“Gail and Rotaya give me accountability… someone to answer to,” he says gratefully. “They keep me on the ‘up and up.’
What fulfills Mark today is a far cry from the drugs and alcohol high for which he lived since he was 15. At age 52, he’d finally had enough of drinking and drugging and made a gut-level decision to change. The sober, clean and grateful man now living in a Maxwell Garden apartment, meeting with his case manager, attending 12-Step meetings, enjoying video games and DVDs, and caring for three cats is the result of a hard-won metamorphosis.
Mark hails from Philadelphia. His parents divorced when he was only two, with his mother remarrying four years later. As his dad had never been there for him and died of alcoholism when Mark was eight, his stepdad became his father-figure. This stepfather-son relationship was not destined to last, however, as there was another divorce when he was 15. “In a way, I lost two fathers,” Mark laments.
What impacted Mark’s youth the most, though, was the death of his grandmother when he was 13. Living in a small apartment nearby, she was always there for him while his mom worked to help support both households. He smiles with love and pride as he explains, “Most of the time, I was with my mom and nanny. Nanny helped raise me. My mother was a hustler and supported the three of us. She always supplied a roof and I knew I was loved…[but] when my nanny died, it devastated me. I lost my innocence as a kid.”
Mark started to work in restaurants when he was 15 and still in high school, the same year his parents got divorced. With the control his stepdad imposed over him gone, and having no restrictions from his mom and money in his pocket, Mark found drugs and alcohol. “Pot, drinking and working” is his description of high school. When he graduated, it was a “big deal” and the “freedom of no more school” brought on more drugs, alcohol and working in restaurants. “I always wanted to party,” he remembers.
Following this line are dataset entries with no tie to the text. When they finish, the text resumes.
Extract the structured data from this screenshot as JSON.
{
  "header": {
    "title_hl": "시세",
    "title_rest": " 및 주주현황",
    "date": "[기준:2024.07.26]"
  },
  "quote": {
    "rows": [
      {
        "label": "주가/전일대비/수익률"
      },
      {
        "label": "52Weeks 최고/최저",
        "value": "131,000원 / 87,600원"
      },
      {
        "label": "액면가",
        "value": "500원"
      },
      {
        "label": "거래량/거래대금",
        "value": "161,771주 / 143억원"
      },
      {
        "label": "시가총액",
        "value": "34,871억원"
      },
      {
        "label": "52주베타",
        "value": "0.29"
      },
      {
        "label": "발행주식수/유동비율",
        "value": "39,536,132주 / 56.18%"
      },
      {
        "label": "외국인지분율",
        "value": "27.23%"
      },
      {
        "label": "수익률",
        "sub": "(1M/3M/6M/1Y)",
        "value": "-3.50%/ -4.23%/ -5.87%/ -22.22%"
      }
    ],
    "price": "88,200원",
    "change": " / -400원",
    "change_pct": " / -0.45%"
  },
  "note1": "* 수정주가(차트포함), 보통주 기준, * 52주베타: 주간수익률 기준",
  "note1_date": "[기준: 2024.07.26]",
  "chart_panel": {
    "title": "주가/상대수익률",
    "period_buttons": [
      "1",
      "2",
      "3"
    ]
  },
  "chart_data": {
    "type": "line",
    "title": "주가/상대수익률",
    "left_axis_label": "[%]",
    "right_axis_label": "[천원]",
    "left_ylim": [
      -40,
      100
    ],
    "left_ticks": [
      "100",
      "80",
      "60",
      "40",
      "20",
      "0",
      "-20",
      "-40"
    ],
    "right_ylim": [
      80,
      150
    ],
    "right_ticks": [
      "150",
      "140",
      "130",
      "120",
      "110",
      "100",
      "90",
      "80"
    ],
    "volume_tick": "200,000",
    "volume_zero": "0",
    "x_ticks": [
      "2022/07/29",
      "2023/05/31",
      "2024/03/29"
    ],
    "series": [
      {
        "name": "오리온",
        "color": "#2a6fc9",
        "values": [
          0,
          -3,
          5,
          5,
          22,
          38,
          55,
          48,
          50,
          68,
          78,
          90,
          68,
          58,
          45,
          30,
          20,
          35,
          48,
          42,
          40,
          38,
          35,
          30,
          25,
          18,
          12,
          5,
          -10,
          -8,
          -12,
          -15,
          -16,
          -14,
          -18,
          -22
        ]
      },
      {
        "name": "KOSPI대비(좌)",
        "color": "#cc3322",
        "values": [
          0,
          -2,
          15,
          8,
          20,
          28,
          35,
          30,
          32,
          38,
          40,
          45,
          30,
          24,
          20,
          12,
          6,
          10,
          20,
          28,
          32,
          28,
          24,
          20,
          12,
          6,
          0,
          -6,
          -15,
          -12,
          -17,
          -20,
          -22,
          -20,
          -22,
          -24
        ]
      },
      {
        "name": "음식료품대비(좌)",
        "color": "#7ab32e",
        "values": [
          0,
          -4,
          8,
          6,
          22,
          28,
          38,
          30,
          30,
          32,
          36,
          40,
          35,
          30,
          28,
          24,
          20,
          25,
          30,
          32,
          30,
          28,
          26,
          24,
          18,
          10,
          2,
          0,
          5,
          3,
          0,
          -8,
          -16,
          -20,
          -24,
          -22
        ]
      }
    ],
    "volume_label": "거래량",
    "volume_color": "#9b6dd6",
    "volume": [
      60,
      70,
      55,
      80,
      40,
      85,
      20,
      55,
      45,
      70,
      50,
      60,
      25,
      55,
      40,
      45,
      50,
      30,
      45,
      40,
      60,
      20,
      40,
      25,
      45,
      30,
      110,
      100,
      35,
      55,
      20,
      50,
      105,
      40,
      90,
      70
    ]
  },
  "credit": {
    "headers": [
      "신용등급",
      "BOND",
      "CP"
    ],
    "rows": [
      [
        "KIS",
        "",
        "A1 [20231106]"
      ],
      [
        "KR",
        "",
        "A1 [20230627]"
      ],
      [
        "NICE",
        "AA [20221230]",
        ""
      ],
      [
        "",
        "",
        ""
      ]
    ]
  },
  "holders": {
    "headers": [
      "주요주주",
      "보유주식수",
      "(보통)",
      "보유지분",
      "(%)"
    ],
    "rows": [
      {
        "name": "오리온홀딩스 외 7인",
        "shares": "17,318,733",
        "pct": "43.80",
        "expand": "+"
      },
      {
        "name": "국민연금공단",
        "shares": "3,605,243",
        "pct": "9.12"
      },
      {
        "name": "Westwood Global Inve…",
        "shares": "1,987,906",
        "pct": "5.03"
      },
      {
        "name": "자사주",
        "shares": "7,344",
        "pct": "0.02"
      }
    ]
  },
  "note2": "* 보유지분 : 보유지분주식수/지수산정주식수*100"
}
And party he did from the age of 19 onward, living mostly with his mother until he was 40 and at times with his cousin. Moving with his cousin to Orlando in 2000, he somewhat “broke the strings,” until his mom moved down in 2004. He resumed his pattern of living between the two, still working in restaurants until his mom died in 2006. He quit his job, moved in with his cousin and squandered the money his mom had left him, mostly on crack cocaine. “Within a year, I was broke,” he admits.
Over the years, Mark’s partying had consequences, such as three arrests, two six-month stints in jail for violation of probation, stays in drug rehabilitation facilities and numerous broken relationships. “I couldn’t tell you how many times I was in rehab, how many relationships I had…”
When his cousin died in 2009, Mark realized he finally had to fend for himself. “There was no one left to save me.” He went to the streets, followed by a series of stays in Central Florida’s homeless shelters, halfway houses, and drug/alcohol rehabilitation programs. These programs may have kept him off the streets, but unfortunately not clean and sober. Even suffering from diabetes and depression, he just wasn’t ready for what they offered.
In 2016, the Health Care Center for the Homeless Hope Team referred him to Pathlight HOME’s Maxwell Garden Safe Haven Program. When he moved in, “I stayed clean for a week or so. Then, in 2017, I went to the Center for Drug Free Living…and stayed clean for six months when I came back.” Thankfully, he had a place to return, as well as his Case Manager, Rotaya, to provide stability and help him obtain his disability benefits. “Miss Rotaya really hung in there.”
In August 2018, Mark transferred into Maxwell Garden’s Homes for New Beginnings Program (HNB). Still “slipping” on drugs, he decided to check into a rehabilitation facility in Sanford. “I needed time away to think. I realized no one was around to help me. I had to help myself. I graduated [the program] and came back here.” Again, Pathlight HOME was in his corner, with his apartment and HNB Case Manager, Gail, waiting to help.
Since then, Mark has been living a new life. “My mindset was different. I have a sponsor…a couple of sponsees. I do the next right thing and it pays off,” he says. “I go to meetings…every night. I’ve re-committed to 90 meetings in 90 days. This is the longest time I’ve been clean and sober since I was 15.”
“Gail and Rotaya give me accountability… someone to answer to,” he says gratefully. “They keep me on the ‘up and up.’ When I need them, they are always there to help, like my sponsor.”
Mark looks at his transformation as a big puzzle, where all the pieces must be in place: 12-Step meetings and a sponsor, Disney visits, video games, and movies, being home and off the streets, and his case manager. “I’m not losing any of the pieces of that puzzle. You’ve got to want to ‘stay stopped,’ and today I want it. As long as I keep doing the right thing, I get the right result. And it makes me feel good.”
Living “one day at a time,” Mark is proud to pay rent and have an apartment, crediting God and his program. “I’m not doing the stupid things today,” he concludes. “I have everything I need and a couple of the wants!”